With that, Kirchen swung into a little rockabilly swing number, “Bump Wood,” that epitomized his folksy charm: “When I wake up in the morning, then it's gonna be good/If I stick out my elbows and they don't bump wood.”
Kirchen elicited more laughs from the audience with a lengthy introduction to his song, “Talkin’ About Chicken,” where even seemingly mundane conversation can be construed as a sexual double entendre.
Kirchen then launched into “Hammer of the Honky-Tonk Gods,” a paean to his guitar of choice, the Fender Telecaster. “Born at the junction of form and function,” indeed; few guitar players are so closely associated with one guitar sound throughout their careers.
Local luthier, musician and guitar guy Paul Unkert, in the audience for the show, said, “I think he’s the greatest.
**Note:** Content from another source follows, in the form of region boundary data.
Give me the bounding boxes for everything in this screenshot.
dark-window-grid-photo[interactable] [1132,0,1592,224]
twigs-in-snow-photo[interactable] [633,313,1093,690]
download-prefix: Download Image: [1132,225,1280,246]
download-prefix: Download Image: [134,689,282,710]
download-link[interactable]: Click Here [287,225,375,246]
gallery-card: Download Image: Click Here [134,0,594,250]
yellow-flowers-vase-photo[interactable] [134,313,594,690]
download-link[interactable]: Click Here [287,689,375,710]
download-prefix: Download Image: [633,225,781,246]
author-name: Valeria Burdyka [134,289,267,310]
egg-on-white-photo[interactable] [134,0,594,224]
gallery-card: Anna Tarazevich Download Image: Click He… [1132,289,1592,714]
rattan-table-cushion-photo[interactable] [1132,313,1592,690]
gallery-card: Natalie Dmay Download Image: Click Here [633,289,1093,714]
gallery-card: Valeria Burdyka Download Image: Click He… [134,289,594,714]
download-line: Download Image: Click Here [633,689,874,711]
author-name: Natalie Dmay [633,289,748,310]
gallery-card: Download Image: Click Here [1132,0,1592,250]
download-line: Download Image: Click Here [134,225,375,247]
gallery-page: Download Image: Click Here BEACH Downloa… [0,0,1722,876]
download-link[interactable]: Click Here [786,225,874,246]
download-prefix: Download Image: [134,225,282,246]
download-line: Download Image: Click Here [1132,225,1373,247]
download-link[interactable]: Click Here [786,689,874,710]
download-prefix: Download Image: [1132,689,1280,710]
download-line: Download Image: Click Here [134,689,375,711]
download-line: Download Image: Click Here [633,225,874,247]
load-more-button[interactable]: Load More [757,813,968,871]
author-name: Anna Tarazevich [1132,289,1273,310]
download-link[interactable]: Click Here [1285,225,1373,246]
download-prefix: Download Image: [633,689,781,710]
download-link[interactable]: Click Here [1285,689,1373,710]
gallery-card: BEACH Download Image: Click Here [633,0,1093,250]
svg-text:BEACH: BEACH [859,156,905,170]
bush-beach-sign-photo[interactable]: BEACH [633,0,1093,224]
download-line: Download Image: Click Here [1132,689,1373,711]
He’s got the great Tele twang sound and we can’t get too much of that.”
Kirchen, backed by Jack O’Dell on vocals and drums and Maurice Cridlin on bass, swung into a couple of Bob Dylan covers. They were joined at one point by singer-songwriter Sarah Borges and guitar player Lyle Brewer, who had opened for Kirchen for a version of Dylan’s “Love Minus Zero/No Limit.” Kirchen then played another Dylan cover from the mid-1960s, “It Takes a Lot to Laugh, It Takes a Train to Cry,” which benefited greatly from Kirchen’s quiet singing and his delicate guitar solo played impossibly high on the guitar neck.
Kirchen told the story of how, as a teenager in 1964, he hitchhiked from Ann Arbor, Mich. to the Newport Folk Festival. “I saw all the people, Dylan, Mavis Staples and the Staples Singers, Son House, John Hurt. It ruined me for regular work. That’s why you find me busking at the public library.” And with that, he launched the band into a spirited “The Times, They Are a Changin’.”
Kirchen finished the evening with an extended version of his most well-known song, “Hot Rod Lincoln,” during which he soloed in the style of many prominent and familiar musicians in what was a mini-master class in guitar virtuosity.
After the show, a weary Kirchen seemed satisfied with how the show, his third at the library, went. “It was a blast,” he said. “It was a great thing, music in the library. I’ve been doing this a long time but I love doing it.”
There were scores of grateful music fans who were glad he did; the hall was packed to capacity.